Code review comment for ~dirk.zimoch/epics-base:iocLogClientFixes

Revision history for this message
Dirk Zimoch (dirk.zimoch) wrote :

The send() trick with 0 bytes does not work on all systems. It seems to depend on the Linux kernel version as well.

I am testing now a different solution. On Linux the call ioctl(sock, TIOCOUTQ, &unsent) gives the number of unsent bytes in the TCP output queue. This allows to keep the unsent bytes in the buffer in case it turns out later that the connection is broken.

On macOS there seems to be a similar functionality with getsockopt(sock, SOL_SOCKET, SO_NWRITE, &unsent), but I cannot test because I have no mac.

Other Unix flavors may or may not have such a feature.

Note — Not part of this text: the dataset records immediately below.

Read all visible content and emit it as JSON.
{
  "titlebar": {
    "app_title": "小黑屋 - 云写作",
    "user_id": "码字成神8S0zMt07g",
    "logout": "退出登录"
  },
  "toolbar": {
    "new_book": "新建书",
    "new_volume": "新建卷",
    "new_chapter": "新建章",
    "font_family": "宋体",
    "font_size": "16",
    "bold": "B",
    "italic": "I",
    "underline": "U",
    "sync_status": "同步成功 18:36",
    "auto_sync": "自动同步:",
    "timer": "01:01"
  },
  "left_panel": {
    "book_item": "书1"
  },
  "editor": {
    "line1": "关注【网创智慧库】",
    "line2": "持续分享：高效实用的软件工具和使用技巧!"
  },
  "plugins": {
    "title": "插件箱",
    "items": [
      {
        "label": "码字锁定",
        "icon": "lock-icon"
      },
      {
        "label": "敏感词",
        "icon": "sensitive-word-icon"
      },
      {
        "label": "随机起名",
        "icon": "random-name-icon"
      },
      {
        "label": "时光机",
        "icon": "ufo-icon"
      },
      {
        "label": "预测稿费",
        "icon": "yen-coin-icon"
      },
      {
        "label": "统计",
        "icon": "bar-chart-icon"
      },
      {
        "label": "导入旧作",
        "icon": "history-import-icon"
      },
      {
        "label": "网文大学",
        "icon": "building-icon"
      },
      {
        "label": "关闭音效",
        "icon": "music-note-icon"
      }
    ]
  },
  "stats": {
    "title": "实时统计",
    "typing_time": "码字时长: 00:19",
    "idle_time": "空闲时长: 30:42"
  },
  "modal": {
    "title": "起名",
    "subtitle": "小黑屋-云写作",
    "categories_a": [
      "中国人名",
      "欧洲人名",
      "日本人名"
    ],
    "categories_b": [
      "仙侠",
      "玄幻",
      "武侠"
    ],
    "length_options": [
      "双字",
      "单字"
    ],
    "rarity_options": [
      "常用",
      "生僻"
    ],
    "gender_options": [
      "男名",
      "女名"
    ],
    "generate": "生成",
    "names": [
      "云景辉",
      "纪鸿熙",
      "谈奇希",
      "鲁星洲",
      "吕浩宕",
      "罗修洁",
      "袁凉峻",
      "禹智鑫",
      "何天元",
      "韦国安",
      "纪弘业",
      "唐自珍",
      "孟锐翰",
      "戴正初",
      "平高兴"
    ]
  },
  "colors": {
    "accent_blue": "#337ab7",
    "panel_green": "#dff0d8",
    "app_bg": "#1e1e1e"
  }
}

For vxWorks I could not find a way to get the number of unsent bytes, neither for version 5.5 nor for 6.7.

I don't know about RTEMS.

On Windows 10 the number of unsent bytes should be available with WSAIoctl(sock, SIO_TCP_INFO, ..._). I spent most of last week to find out why it is not working before finding out that the Win 10 version I got was too old. I am upgrading now. Older Windows versions seem to have no way to find out the number of unsent bytes.

So I can mitigate the problem of message loss for some clients but not for all. Depending on the OS.